The same goes for those in the middle and poor class. Most that are there do not stay there for the rest of their lives, let alone their children generations later. The economic mobility in the United States is much higher than any other nation than in the world, past and present. Compared to eras, the economic mobility in the U.S. was much higher early 20th century than it is now. The only difference? The markets were not as regulated then, unlike their disposition now.
Another famous study is one that says the income gap between the middle class and the rich class is wider in the United States than it ever was anywhere else in history. Never, though, has it been mentioned that very few in the world, at so little points in human history, had a middle class that was more than 10% of the population ever existed. In fact, for most of the world, there was an average of 3-4% of the middle class that was there, while the rest of the multitudes lived in abject poverty, while those on top lived lavish lifestyles as a result of exploitation. It has never been looked upon that in the United States the well being of those who are poor and middle class are better off than they ever were anywhere in the thousand years of humanity. Using these statistics, bombasts in Congress, mostly made up of the Left, constantly chooses policies that promotes the poor be brought to a lower standard of living just as long as the rich are not richer.
But that is not the way to make wealth in a nation.

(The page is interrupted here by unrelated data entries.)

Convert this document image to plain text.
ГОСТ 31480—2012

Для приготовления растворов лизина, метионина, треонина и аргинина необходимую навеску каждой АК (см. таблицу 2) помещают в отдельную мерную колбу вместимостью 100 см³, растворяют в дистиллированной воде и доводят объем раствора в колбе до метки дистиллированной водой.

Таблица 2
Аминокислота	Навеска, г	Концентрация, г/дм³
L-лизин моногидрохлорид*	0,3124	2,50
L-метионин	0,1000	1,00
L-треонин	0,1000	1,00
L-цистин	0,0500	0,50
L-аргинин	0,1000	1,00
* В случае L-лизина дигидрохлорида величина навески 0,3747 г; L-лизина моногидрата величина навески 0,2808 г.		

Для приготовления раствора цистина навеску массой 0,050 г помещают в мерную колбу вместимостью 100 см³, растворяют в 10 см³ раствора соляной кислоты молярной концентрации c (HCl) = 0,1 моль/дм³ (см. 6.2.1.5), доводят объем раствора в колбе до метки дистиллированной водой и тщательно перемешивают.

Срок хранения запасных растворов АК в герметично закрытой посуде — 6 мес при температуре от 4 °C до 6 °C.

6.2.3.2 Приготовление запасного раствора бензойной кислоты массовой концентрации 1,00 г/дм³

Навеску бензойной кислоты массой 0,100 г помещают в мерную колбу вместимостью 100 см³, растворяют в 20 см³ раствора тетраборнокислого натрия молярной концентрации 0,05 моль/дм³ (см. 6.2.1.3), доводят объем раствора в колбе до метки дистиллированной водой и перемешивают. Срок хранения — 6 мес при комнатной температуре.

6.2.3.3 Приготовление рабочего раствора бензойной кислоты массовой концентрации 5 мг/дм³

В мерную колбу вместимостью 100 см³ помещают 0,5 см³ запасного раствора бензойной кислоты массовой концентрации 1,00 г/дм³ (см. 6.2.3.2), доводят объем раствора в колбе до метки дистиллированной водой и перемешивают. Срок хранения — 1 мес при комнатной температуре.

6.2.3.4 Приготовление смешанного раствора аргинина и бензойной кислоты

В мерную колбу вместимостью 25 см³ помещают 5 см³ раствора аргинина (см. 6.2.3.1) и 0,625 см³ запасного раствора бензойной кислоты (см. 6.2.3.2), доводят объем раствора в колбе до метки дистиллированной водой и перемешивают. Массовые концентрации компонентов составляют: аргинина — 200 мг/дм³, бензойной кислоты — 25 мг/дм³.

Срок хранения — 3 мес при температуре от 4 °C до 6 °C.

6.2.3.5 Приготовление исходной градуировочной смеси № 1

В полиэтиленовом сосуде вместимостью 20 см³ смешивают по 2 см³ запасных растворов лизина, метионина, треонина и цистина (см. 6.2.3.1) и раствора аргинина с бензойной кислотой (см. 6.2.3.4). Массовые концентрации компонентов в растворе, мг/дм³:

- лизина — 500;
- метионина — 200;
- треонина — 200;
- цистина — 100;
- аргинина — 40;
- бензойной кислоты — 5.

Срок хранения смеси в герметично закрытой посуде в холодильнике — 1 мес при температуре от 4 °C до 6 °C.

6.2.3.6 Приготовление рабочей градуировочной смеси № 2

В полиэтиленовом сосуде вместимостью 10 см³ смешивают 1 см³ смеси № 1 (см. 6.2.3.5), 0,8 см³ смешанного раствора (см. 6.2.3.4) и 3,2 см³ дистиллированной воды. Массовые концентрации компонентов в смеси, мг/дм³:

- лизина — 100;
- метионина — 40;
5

That is not a way to provide for the economic and social ascendancy of a people from out of the pits of poverty to the streets paved by wealth and innovation.
But lastly, the third most famous statistic is the inequality of women’s jobs. Over and over again this study is thrown carelessly in classrooms and in university halls. That study, too, does not account for the number of years worked and the other activities some women hold they can do better than any man alive. In truth, if there is a completely equal number of years, hours, and job capabilities, there are many instances where women get paid higher than men. The only difference is some women hold it their responsibility to take care of the home and the children because leaving it to the hands of incapable men would be, to say the least, disastrous.